Manipulado y avergonzado, ahí tenemos indefenso y privado de su libertad a quien ha recibido las alabanzas. “Podemos defendernos si nos atacan; somos impotentes contra el elogio” (S. Freud). Con seguridad el elogiado capta instintivamente la atención manipuladora y desconfía: “eso lo dice solo porque quiere algo de mí”. Y es verdad: hay directivos que guardan el elogio como en conserva, para “distribuirlo en caso de necesidad” –es decir, cuando se espera del colaborador una “prestación extraordinaria” y se le dispensa el elogio, por así decir, “en pago” por ella-. Las primas son también empleadas como si se tratara de “elogios”. Y quizá las tres primeras veces el colaborador elogiado salga corriendo radiante y consiga las cosas más increíbles, pero a la cuarta vez tendrá sus reservas, y a la quinta dirá en voz baja: “no”. Ha captado el propósito ajeno y ya no está tan animado. 

Resulta claro que el elogio está siempre precedido de un proceso valorativo que, al juzgar una prestación o un comportamiento, no está referido propiamente a la persona como tal, sino a algo que ella ha hecho. Con ello se relaciona íntimamente una característica esencial del elogio: el hecho de que siempre está afirmando que existe un monopolio de la interpretación. Esto es, tenemos a alguien autorizado a decir qué está bien y qué es lo correcto, y a otro obligado a aceptar que este juicio se le aplique. El elogio es una categoría “jerárquica”. Se elogia “de arriba abajo”.

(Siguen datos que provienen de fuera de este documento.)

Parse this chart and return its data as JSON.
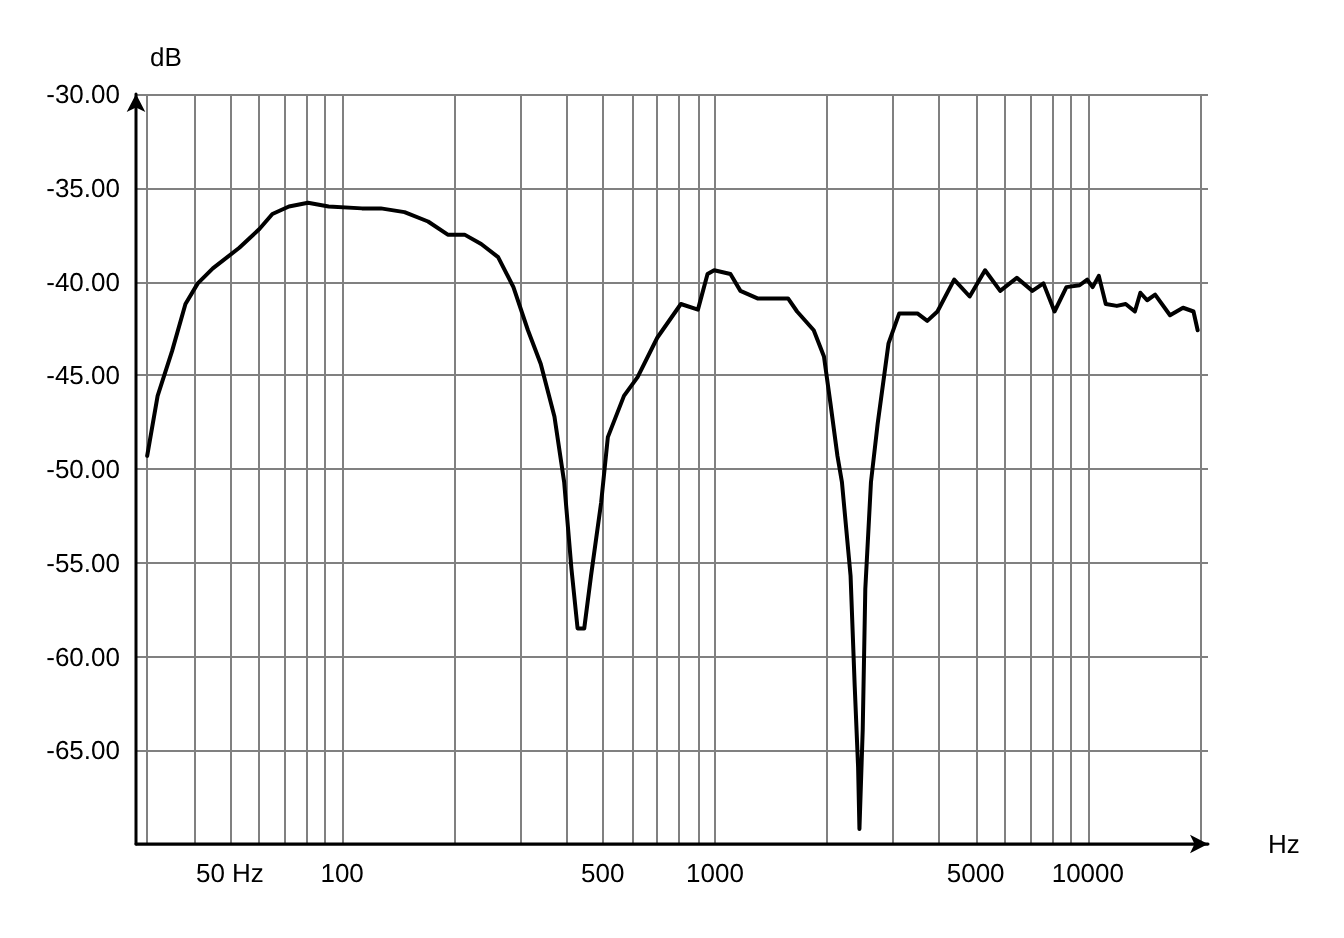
{
  "chart_data": {
    "type": "line",
    "xlabel": "Hz",
    "ylabel": "dB",
    "log": "x",
    "grid": true,
    "marker": "none",
    "line_style": "solid",
    "xlim": [
      28,
      21000
    ],
    "ylim": [
      -70,
      -30
    ],
    "xticks": [
      {
        "value": 30,
        "label": null
      },
      {
        "value": 40,
        "label": null
      },
      {
        "value": 50,
        "label": "50 Hz"
      },
      {
        "value": 60,
        "label": null
      },
      {
        "value": 70,
        "label": null
      },
      {
        "value": 80,
        "label": null
      },
      {
        "value": 90,
        "label": null
      },
      100,
      {
        "value": 200,
        "label": null
      },
      {
        "value": 300,
        "label": null
      },
      {
        "value": 400,
        "label": null
      },
      500,
      {
        "value": 600,
        "label": null
      },
      {
        "value": 700,
        "label": null
      },
      {
        "value": 800,
        "label": null
      },
      {
        "value": 900,
        "label": null
      },
      1000,
      {
        "value": 2000,
        "label": null
      },
      {
        "value": 3000,
        "label": null
      },
      {
        "value": 4000,
        "label": null
      },
      5000,
      {
        "value": 6000,
        "label": null
      },
      {
        "value": 7000,
        "label": null
      },
      {
        "value": 8000,
        "label": null
      },
      {
        "value": 9000,
        "label": null
      },
      10000,
      {
        "value": 20000,
        "label": null
      }
    ],
    "yticks": [
      {
        "value": -70,
        "label": null
      },
      {
        "value": -65,
        "label": "-65.00"
      },
      {
        "value": -60,
        "label": "-60.00"
      },
      {
        "value": -55,
        "label": "-55.00"
      },
      {
        "value": -50,
        "label": "-50.00"
      },
      {
        "value": -45,
        "label": "-45.00"
      },
      {
        "value": -40,
        "label": "-40.00"
      },
      {
        "value": -35,
        "label": "-35.00"
      },
      {
        "value": -30,
        "label": "-30.00"
      }
    ],
    "series": [
      {
        "color": "#000000",
        "x": [
          30,
          32,
          35,
          38,
          41,
          45,
          53,
          60,
          65,
          72,
          81,
          92,
          113,
          127,
          147,
          170,
          192,
          213,
          236,
          262,
          288,
          315,
          341,
          371,
          394,
          412,
          428,
          446,
          465,
          495,
          516,
          570,
          620,
          700,
          810,
          900,
          955,
          995,
          1100,
          1170,
          1300,
          1570,
          1660,
          1840,
          1960,
          2040,
          2130,
          2190,
          2310,
          2370,
          2420,
          2440,
          2490,
          2530,
          2620,
          2730,
          2920,
          3120,
          3280,
          3490,
          3710,
          3950,
          4380,
          4820,
          5300,
          5820,
          6450,
          7100,
          7600,
          8140,
          8760,
          9500,
          9960,
          10300,
          10700,
          11170,
          11960,
          12630,
          13370,
          13830,
          14420,
          15150,
          16610,
          18000,
          19200,
          19700
        ],
        "values": [
          -49.3,
          -46.1,
          -43.7,
          -41.2,
          -40.1,
          -39.3,
          -38.2,
          -37.2,
          -36.4,
          -36.0,
          -35.8,
          -36.0,
          -36.1,
          -36.1,
          -36.3,
          -36.8,
          -37.5,
          -37.5,
          -38.0,
          -38.7,
          -40.3,
          -42.6,
          -44.4,
          -47.2,
          -50.7,
          -55.3,
          -58.5,
          -58.5,
          -55.7,
          -51.8,
          -48.3,
          -46.1,
          -45.1,
          -43.0,
          -41.2,
          -41.5,
          -39.6,
          -39.4,
          -39.6,
          -40.5,
          -40.9,
          -40.9,
          -41.6,
          -42.6,
          -44.0,
          -46.5,
          -49.3,
          -50.7,
          -55.7,
          -61.6,
          -65.9,
          -69.2,
          -63.9,
          -56.4,
          -50.7,
          -47.6,
          -43.3,
          -41.7,
          -41.7,
          -41.7,
          -42.1,
          -41.6,
          -39.9,
          -40.8,
          -39.4,
          -40.5,
          -39.8,
          -40.5,
          -40.1,
          -41.6,
          -40.3,
          -40.2,
          -39.9,
          -40.3,
          -39.7,
          -41.2,
          -41.3,
          -41.2,
          -41.6,
          -40.6,
          -41.0,
          -40.7,
          -41.8,
          -41.4,
          -41.6,
          -42.6
        ]
      }
    ]
  }
}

El elogio, por tanto, se basa esencialmente en la unilateralidad y asimetría de la relación. Produce relaciones paterno-filiales, creando –también, y especialmente, en las empresas- legiones enteras de niños sin autonomía dependientes del elogio: irresponsables, con carencias notorias, adaptados. ¿Son estos los emprendedores que todo el mundo busca? ¿Es esta la excelencia que va a asegurar y afianzar nuestra posición competitiva con su espíritu pionero y su creatividad?

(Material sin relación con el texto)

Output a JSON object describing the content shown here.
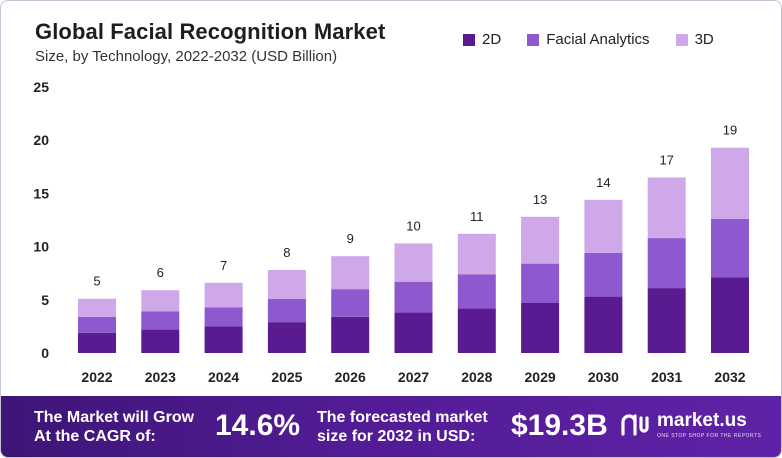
{
  "header": {
    "title": "Global Facial Recognition Market",
    "subtitle": "Size, by Technology, 2022-2032 (USD Billion)"
  },
  "colors": {
    "series_2d": "#5a1b91",
    "series_facial_analytics": "#8e58cf",
    "series_3d": "#cfa8ea",
    "banner": "#4f1c90"
  },
  "chart_data": {
    "type": "bar",
    "stacked": true,
    "title": "Global Facial Recognition Market",
    "subtitle": "Size, by Technology, 2022-2032 (USD Billion)",
    "xlabel": "",
    "ylabel": "",
    "ylim": [
      0,
      25
    ],
    "yticks": [
      "0",
      "5",
      "10",
      "15",
      "20",
      "25"
    ],
    "grid": false,
    "legend": "top-right",
    "categories": [
      "2022",
      "2023",
      "2024",
      "2025",
      "2026",
      "2027",
      "2028",
      "2029",
      "2030",
      "2031",
      "2032"
    ],
    "series": [
      {
        "name": "2D",
        "values": [
          1.9,
          2.2,
          2.5,
          2.9,
          3.4,
          3.8,
          4.2,
          4.7,
          5.3,
          6.1,
          7.1
        ]
      },
      {
        "name": "Facial Analytics",
        "values": [
          1.5,
          1.7,
          1.8,
          2.2,
          2.6,
          2.9,
          3.2,
          3.7,
          4.1,
          4.7,
          5.5
        ]
      },
      {
        "name": "3D",
        "values": [
          1.7,
          2.0,
          2.3,
          2.7,
          3.1,
          3.6,
          3.8,
          4.4,
          5.0,
          5.7,
          6.7
        ]
      }
    ],
    "totals": [
      5.1,
      5.9,
      6.6,
      7.8,
      9.1,
      10.3,
      11.2,
      12.8,
      14.4,
      16.5,
      19.3
    ],
    "total_labels": [
      "5",
      "6",
      "7",
      "8",
      "9",
      "10",
      "11",
      "13",
      "14",
      "17",
      "19"
    ]
  },
  "banner": {
    "cagr_text_line1": "The Market will Grow",
    "cagr_text_line2": "At the CAGR of:",
    "cagr_value": "14.6%",
    "forecast_text_line1": "The forecasted market",
    "forecast_text_line2": "size for 2032 in USD:",
    "forecast_value": "$19.3B",
    "logo_name": "market.us",
    "logo_tagline": "ONE STOP SHOP FOR THE REPORTS",
    "logo_icon": "market-us-logo-icon"
  }
}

Al contrario: ¡el elogio impide la excelencia! Quien depende del elogio se esforzará sólo hasta el momento  en que obtenga lo que busca. Se esforzará hasta alcanzar la “barrera del elogio”. Y tomará como criterio de su excelencia el elogio del jefe y, con él, sus criterios valorativos. Quizá más de uno considere esto una exageración, pero una cosa es segura: quien esté en condiciones de elogiar a alguien estará autorizado también a hacerle reproches. Y quien sea dependiente del elogio de otros vivirá con la continua angustia de no recibirlos. Siempre saldrá perdiendo: si no llega el elogio, perderá su autoestima; si llega, perderá su respeto a sí mismo, ya que ahora depende del juicio ajeno y su seguridad es “dependiente”, como ocurre con la seguridad infantil. Solo unas pocas relaciones superiores-colaboradores son tan simétricas y abiertas que hacen posible un elogio auténtico, libre y no manipulador. Y aún eso es poco más que un espejismo bajo un sistema de poder. Solo cuando  -a la inversa- el colaborador esté en condiciones de elogiar también a su superior ( y sin que este, por su parte, se vea obligado a concebir la sospecha de que se trata de un elogio estratégico), sólo entonces podríamos considerar el elogio como una forma de atención positiva, de la cual todos estamos tan necesitados, sin anzuelos ocultos. Así, puede valer esto como regla: ¡Elogia sólo cuando el elogio pueda realmente ser de ida y vuelta!

El “reconocimiento” y la “atención positiva” se exteriorizan, además, por medio de la gentileza y la deferencia, aplicadas como principio y de modo permanente. Se exteriorizan por medio de la dedicación, verbalmente y no verbalmente, por medio de un interés real por los colaboradores. Tal actitud de gentileza y dedicación no debería estar ligada a condiciones relativas al rendimiento ni tampoco tomar como referencia un logro concreto y elogiable del colaborador, sino que debe aplicarse a la persona como tal; debería serle ofrecida a todos los colaboradores. Por la única y exclusiva razón de su “existencia como miembros de la comunidad empresarial.